CRUDE OIL
In retrospect, the crude oil contract might have forged a significant bottom yesterday as the trade managed to reject a significant washout in the face of news that OPEC+ would continue with their monthly oil output increases. In fact, OPEC+ agreed to add “another” 400,000 barrels per day next month in a move that some have suggested is an attempt to get in the good graces of President Biden, but that news did not undermine prices. However, OPEC+ attempted to rationalize the increase in output next month by suggesting more supply and a balanced/growing demand market would not undermine prices.

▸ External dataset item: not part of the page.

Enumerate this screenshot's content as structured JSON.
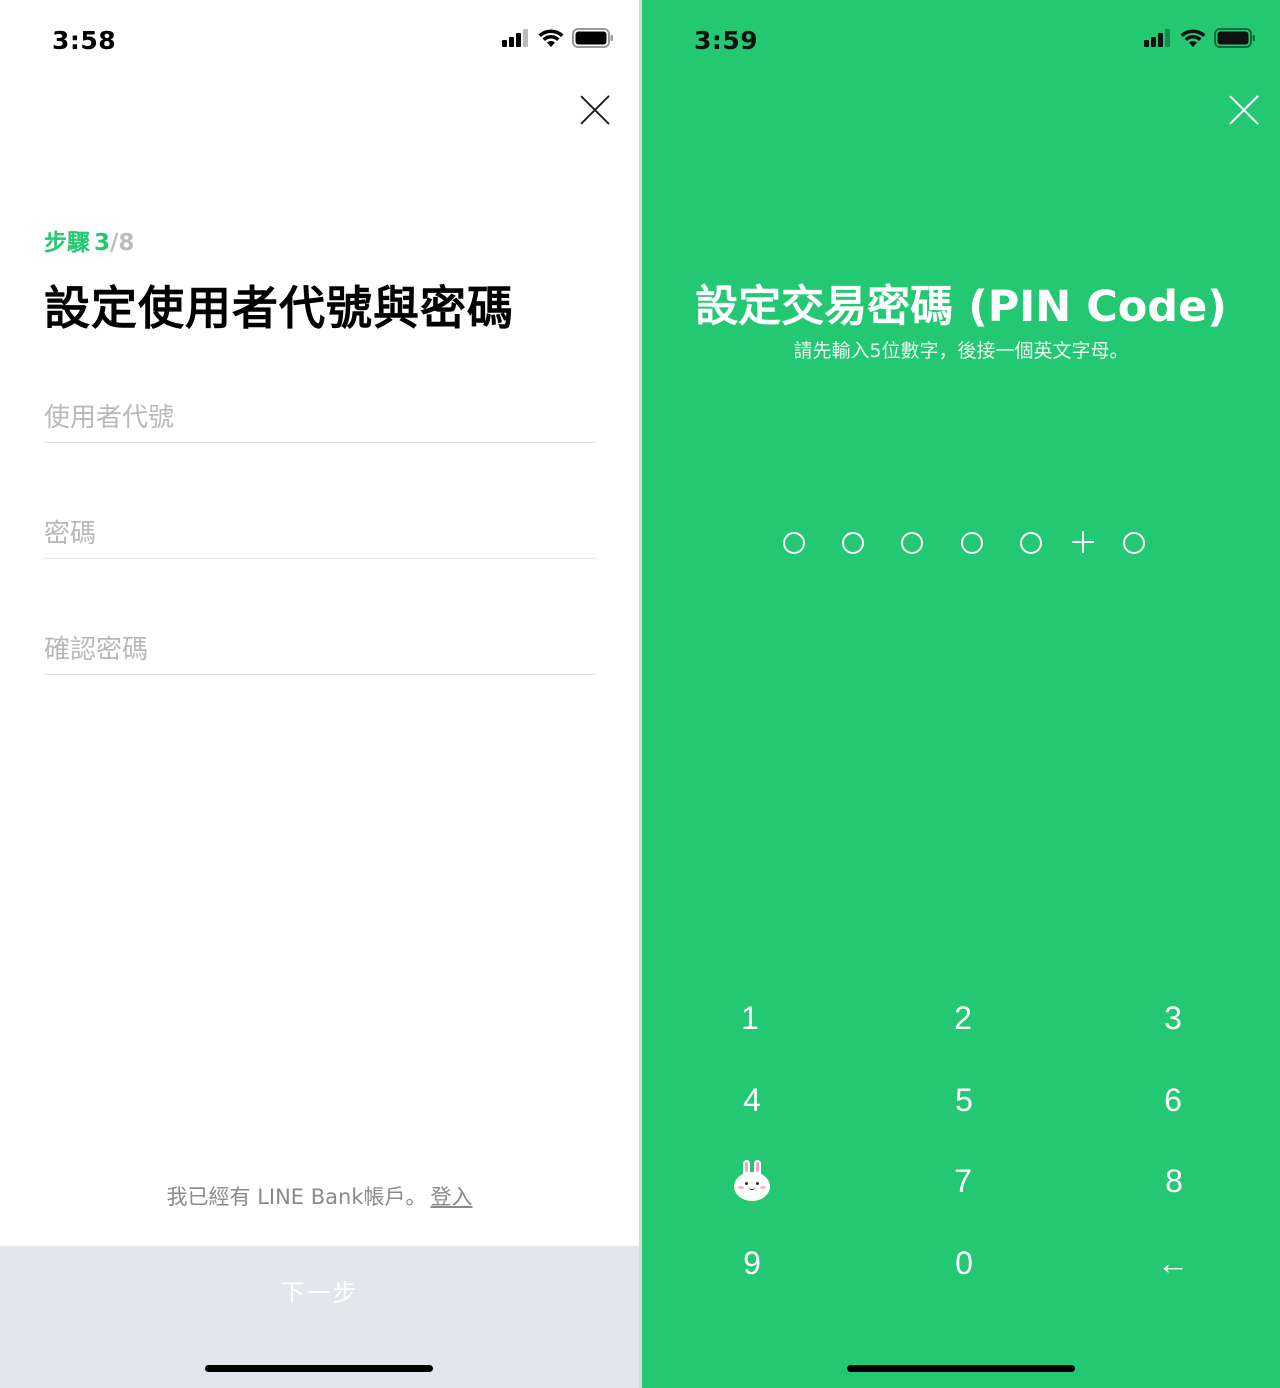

Like the crude oil market, the gasoline market yesterday spiked downward and aggressively rejected the washout and ultimately regained its 200-day moving average at $1.9775 (it rejected that average at $1.9795 again this morning). In addition to the broad-based risk on environment yesterday, the gasoline market should derive support going forward from news that Mexican gasoline demand in October reached the highest levels in 3 months and from news that China moved to lower official fuel prices.
NATURAL GAS
Unlike the petroleum markets, the natural gas market yesterday broke out to the downside and failed to regain its 200-day moving average at $4.1490. Therefore, the $4.15 level could be a very critical pivot point in the coming sessions. In another major negative development, reports are that natural gas flowing from Russia into Germany has remained stable and will remain stable again today.